Electoral Cockfight and Horserace

ABS-CBN Pulse Asia Survey on UH

Screengrab from GMA-7’s Unang Hirit, May 4, 2016.

 

PREVIOUS CMFR monitors have pointed out the dominance of election-related reports in primetime newscasts (“Campaign Trail Story Dominates Election News”). But the reports tend to be repetitive, providing mere updates on the candidates’ activities, among them such details as where they’ve been and what they said while on the campaign trail.

Reviewing the newscasts (ABS-CBN 2’s TV Patrol, GMA-7’s 24 Oras, and TV5’s Aksyon) from April 11 to April 17, CMFR found nothing much has changed.  During the period, television reportage still followed much of the same formula.

This focus on the campaign trail could have provided the media the opportunity to point out the candidates’ take on policy and developmental issues as well as their platforms, if any. Instead the reports monitored were more interested in getting each candidate’s adverse opinion of his or her rivals, as well as emphasizing who’s leading and who’s ahead as reported by the public opinion surveys.

Against Each Other

Among the three primetime newscasts, 24 Oras had the most number (17) of reports pitting presidential aspirants against each other (see Figure 1) while TV Patrol and Aksyon both ran 12. Some examples:

  • Liberal Party candidate Mar Roxas assailing opponents Vice President Jejomar Binay and Davao City Mayor Rodrigo Duterte for corruption allegations and human rights violations, respectively
  • Binay tagging Duterte as “berdugo
  • Duterte tagging Binay as “berdugo ng pera ng Makati”
  • Roxas saying Duterte is full of empty promises
  • Duterte saying Binay and Roxas have issues on graft and corruption

 The Ties that Bind

THE FEBRUARY election monitor of CMFR had already noted the ties that could possibly explain the favorable media mileage senatorial aspirant Martin Romualdez has been getting, particularly in The Standard. Sitting as chairman MST Management Inc., the paper’s publisher, is the Leyte representative’s brother Philip Romualdez, who also happens to be the husband of Alexandra Prieto-Romualdez, president and chief executive officer of the Philippine Daily Inquirer.

From February 21 to April 25, CMFR monitored the coverage by the Manila-based newspapers (Philippine Daily Inquirer, The Philippine Star, Manila Bulletin, The Manila Times, Daily Tribune, The Standard, BusinessMirror, BusinessWorld, and Malaya Business Insight) of Romualdez and found that The Standard had been giving him considerable attention, followed by the Inquirer…[Read More]

horse race

Figure 1. Number of election-related reports under horse race/surveys/contest

 

Print reports also focused on the cockfight theme. In an election monitor last March 22 (“On the Campaign Trail”), CMFR noted that print media also tend not only to emphasize the candidates’ attacks on each other but even to provoke them, resorting to the widely known practice journalists call “sabong.”

After being away from the public eye for almost two months, Senator Miriam Defensor-Santiago returned to the campaign trail and spoke in a campaign rally with Senator Bongbong Marcos in Iloilo City and then in Baguio City. Reports in all news programs observed that she looked visibly stronger and healthier.

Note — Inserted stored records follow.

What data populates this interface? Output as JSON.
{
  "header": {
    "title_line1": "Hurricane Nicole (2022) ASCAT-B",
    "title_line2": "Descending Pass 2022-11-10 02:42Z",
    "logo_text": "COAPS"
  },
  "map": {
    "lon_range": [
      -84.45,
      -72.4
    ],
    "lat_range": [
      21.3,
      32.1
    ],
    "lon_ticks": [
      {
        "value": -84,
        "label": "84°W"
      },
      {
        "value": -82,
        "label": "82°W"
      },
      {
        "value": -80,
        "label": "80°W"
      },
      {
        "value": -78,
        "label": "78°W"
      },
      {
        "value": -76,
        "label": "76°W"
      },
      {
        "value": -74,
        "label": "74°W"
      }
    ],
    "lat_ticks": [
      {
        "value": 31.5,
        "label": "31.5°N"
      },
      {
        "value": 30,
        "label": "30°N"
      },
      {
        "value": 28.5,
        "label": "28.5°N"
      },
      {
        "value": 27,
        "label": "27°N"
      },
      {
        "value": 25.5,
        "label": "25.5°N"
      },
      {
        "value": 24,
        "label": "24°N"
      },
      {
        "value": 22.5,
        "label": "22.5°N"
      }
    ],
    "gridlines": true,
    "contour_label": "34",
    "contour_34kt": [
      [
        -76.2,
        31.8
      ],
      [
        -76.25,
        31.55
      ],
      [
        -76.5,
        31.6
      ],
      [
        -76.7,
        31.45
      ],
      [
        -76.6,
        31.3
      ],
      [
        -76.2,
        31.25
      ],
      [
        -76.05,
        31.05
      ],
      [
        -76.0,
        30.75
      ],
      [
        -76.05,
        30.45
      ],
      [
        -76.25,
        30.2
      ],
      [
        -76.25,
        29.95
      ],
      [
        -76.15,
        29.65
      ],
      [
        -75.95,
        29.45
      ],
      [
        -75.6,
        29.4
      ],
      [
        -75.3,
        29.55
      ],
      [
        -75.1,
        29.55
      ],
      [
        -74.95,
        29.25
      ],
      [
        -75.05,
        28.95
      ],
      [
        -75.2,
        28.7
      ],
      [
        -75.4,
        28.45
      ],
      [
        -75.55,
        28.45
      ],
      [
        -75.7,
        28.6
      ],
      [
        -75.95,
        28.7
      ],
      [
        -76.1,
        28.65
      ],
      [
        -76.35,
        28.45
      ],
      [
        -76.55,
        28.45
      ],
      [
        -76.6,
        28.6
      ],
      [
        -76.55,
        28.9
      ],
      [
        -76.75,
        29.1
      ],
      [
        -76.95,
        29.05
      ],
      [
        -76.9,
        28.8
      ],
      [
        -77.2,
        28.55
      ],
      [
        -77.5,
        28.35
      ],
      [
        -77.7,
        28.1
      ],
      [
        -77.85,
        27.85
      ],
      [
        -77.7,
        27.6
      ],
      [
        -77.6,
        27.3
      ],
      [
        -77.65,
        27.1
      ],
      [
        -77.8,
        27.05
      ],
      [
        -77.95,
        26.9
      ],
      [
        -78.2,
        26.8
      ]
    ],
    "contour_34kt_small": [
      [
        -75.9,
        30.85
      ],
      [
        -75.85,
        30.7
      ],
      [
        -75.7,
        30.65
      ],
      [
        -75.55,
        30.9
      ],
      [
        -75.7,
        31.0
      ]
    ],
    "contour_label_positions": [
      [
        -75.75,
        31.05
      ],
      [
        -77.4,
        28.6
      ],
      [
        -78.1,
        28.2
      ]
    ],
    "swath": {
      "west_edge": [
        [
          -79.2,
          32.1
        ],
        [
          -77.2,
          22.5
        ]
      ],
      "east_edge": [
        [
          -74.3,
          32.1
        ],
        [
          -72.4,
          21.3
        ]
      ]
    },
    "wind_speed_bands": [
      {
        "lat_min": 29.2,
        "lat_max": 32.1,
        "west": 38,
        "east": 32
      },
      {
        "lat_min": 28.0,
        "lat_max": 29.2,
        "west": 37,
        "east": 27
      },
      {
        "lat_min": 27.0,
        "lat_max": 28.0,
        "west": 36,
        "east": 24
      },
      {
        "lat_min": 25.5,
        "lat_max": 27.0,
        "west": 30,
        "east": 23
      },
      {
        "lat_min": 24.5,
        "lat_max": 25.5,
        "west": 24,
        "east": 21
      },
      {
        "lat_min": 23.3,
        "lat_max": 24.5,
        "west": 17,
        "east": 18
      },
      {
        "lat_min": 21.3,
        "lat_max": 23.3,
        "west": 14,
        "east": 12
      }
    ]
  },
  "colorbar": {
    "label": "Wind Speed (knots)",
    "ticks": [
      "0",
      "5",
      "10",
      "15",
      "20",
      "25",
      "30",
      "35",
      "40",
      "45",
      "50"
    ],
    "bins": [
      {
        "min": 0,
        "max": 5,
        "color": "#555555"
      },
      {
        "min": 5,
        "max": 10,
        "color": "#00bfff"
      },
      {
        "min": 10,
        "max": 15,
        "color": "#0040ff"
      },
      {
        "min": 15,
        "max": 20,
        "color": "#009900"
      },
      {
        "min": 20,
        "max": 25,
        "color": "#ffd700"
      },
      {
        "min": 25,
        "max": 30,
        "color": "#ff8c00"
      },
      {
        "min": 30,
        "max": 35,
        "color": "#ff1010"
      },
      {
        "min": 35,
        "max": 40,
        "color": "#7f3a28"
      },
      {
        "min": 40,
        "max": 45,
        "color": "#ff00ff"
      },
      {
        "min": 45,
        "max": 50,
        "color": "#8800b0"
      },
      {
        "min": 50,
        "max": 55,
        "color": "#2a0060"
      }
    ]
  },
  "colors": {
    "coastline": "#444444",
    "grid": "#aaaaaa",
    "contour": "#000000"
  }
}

News organizations dedicate a team to cover each campaign. The perils of being embedded are obvious. These journalists and campaign staff spend days and even off hours together. The pack mentality can take hold of different news teams who will send back the same angles and takeaways from the day’s events, resulting in a uniformity in the reporting in different programs.

Given the length of the campaign, the mutual dependence between sources and media can create affinities that can get in the way of more enterprising news coverage. One should understand how such synergy can get in the way of independent and autonomous reporting on the road.

Judging from the quality of reports so far, assigning dedicated teams may not be worth the expense it involves. The yield has been disappointing, with few reports willing to break away and do something different.

Reporting the Surveys: Who’s Ahead, Who’s Behind

The horse race is the other favored news frame for the campaign.  Like TV news programs, print accounts merely point out who’s ahead and who’s behind, with little or no analysis.

Social Weather Stations (SWS) and Pulse Asia have regularly scheduled surveys which they release to the media. A total of four surveys were released in two weeks of April. SWS released the results of their surveys on the presidential elections on April 17 (Bilang Pilipino SWS Mobile Survey) and April 28 (BusinessWorld-SWS April 2016 Pre-Election Survey), while Pulse Asia released on April 24 (ABS-CBN Pre-Election National Survey) and April 26 (Pulse Asia Research ‘s April 2016 Nationwide Survey).

In “Election Surveys: Beyond the Numbers and the “Horse Race,” CMFR also noted how both print and broadcast only report the results of surveys without even bothering to explain the  terms the survey firms often use, such as “margin of error,” “confidence level,” and “statistical tie,” among others, which can be discussed by the experts doing the surveys. The media tend to speak to spokespersons and other staff working for a candidate, recording only their predictable responses.